Resulullah -sallallahu aleyhi ve sellem-in Rabb'i Tebâreke ve Teâlâ'dan naklettiği rivâyette onunla ilgili olarak şöyle buyurulmuştur:
"Ben bir kulumu sevince onun kulağı, gözü, eli, ayağı ve kalbi olurum; o artık benimle işitir, benimle görür, benimle tutar, benimle yürür, benimle anlar." (Buhârî)
Resulullah -sallallahu aleyhi ve sellem- ise buyurur ki:
"Hırsızlıkların en büyüğü O'nun namazından çalan kimsenin hırsızlığıdır." (Taberânî)
Hırsızlıkların en büyüğü Allah'ın namazından çalan kimsenin hırsızlığı olunca; yüreği onun yüzünden gam ve kederlere düçâr oluncaya dek, tâ ki kalbi dengesini kaybetmiş bir akıl gibi kalıncaya kadar Allah'a karşı kendi kalbinden çalan kimse hakkında artık sen ne düşünürsün?..

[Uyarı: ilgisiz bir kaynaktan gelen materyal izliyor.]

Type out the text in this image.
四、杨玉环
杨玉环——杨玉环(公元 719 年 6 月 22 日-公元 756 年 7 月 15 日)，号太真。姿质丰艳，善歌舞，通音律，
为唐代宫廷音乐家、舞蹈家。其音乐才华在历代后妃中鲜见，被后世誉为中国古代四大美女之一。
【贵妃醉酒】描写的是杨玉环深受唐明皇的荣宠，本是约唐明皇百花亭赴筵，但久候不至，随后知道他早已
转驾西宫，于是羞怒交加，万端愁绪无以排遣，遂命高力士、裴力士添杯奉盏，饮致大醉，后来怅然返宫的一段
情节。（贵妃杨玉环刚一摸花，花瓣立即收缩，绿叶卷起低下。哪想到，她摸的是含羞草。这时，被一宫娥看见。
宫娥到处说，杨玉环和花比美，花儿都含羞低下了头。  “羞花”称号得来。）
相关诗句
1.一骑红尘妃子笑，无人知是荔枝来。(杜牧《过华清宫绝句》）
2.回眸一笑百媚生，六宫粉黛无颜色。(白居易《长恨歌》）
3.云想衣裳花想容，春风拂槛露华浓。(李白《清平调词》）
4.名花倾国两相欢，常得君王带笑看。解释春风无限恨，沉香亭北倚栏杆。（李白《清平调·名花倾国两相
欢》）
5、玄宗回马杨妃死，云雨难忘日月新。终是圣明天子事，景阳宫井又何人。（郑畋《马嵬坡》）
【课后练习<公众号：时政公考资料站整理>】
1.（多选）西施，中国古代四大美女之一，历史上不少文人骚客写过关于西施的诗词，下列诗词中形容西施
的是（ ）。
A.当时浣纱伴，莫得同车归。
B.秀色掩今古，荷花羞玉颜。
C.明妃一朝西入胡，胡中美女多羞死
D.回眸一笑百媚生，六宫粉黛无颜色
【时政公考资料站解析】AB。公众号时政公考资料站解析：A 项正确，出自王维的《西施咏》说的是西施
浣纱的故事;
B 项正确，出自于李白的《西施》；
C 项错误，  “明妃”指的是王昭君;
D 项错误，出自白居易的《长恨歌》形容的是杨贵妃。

Bu gidişat ortadan kalktığı vakit ise bununla ilgili olarak şöyle buyurulur:
"Ey Mûsâ!. Bana tutun, benden başkasına tutunursan vuslata erişemezsin."
Allah-u Teâlâ işte buna işaret ederek şöyle buyurmuştur:
"Kim tâğûtu inkâr edip Allah'a inanırsa, muhakkak ki o Allah'ın kopması mümkün olmayan en sağlam ipine sımsıkı sarılıp tutunmuş olur." (Bakara: 256)
Yani onunla Allah'tan kopmamış, onunla ilgisini kesmemiş olur.
İşte bu kul Allah'a inanıp güvendiği an, ilâhi aşk onu sersemletip kendinden geçirir ve "Kopması mümkün olmayan en sağlam kulp"a, "'Urvetü'l-vüskâ"ya tutunmuş olur.
Kendi kalbinden çalmaktan vazgeçmeyen ise dünya sevgisi ve ölüm korkusu yüzünden "En sağlam kulp"u düğümlemiş olur. Öyle ki, neredeyse hırsızlığa meyleder; zaafları ve toplayıp biriktirdikleri yüzünden kendi kendini bitirip tüketmiş olur.
Kul hâl-i hazırda her dilek ve arzusunu terk etme yolunda gayret göstermelidir. Bu onları güven ve emniyet içinde tutar. Bu dilek ve arzular ise onları daima töhmet altında bırakır. O, hâin olan nefsinden sıyrılıp çıksa bile kalben yine ona meyleder.
İşte sâdıkların Allah'a doğru seyirlerindeki riyâzeti budur. Namaza ve oruca gittiklerinde, iyi ameller işlemelerinde, düşünce ve beklentilerinde O'na doğru bu şekilde yürürler. Nitekim yoldan saptıkları ve hatalar işledikleri de olur.
Savm u salâtla, (oruç ve namazla) O'na vâsıl olunmaz! Vuslat ancak nefsi perçinleyip, istek ve arzuları, yüklenilen kötülük ve günahları terk sayesinde, kendini yalnız O'na teslim etmek ile mümkün olur.
Eğer sen işlerinde istek ve irâdeni terk edersen, şehvet ve arzularını da terk etmiş olursun. Bu kötülük ve günahların illetine tutulursan da, ne ekersen onu biçmiş olursun.
Şu halde nefsini tut ve bekle, tâ ki nihayete kadar erişerek iradeni eritip yok edebilesin…
Kötülük ve günahlarını üzerinden çekip atarsan, artık sen O'nun katında müjdelenenlerden olursun ve Allah da ilâhi kerameti ile sana dönüp yönelmiş olur.
Hiç şüphe yok ki O "Kerîm"dir, "Rahîm"dir, "Vedûd"dur.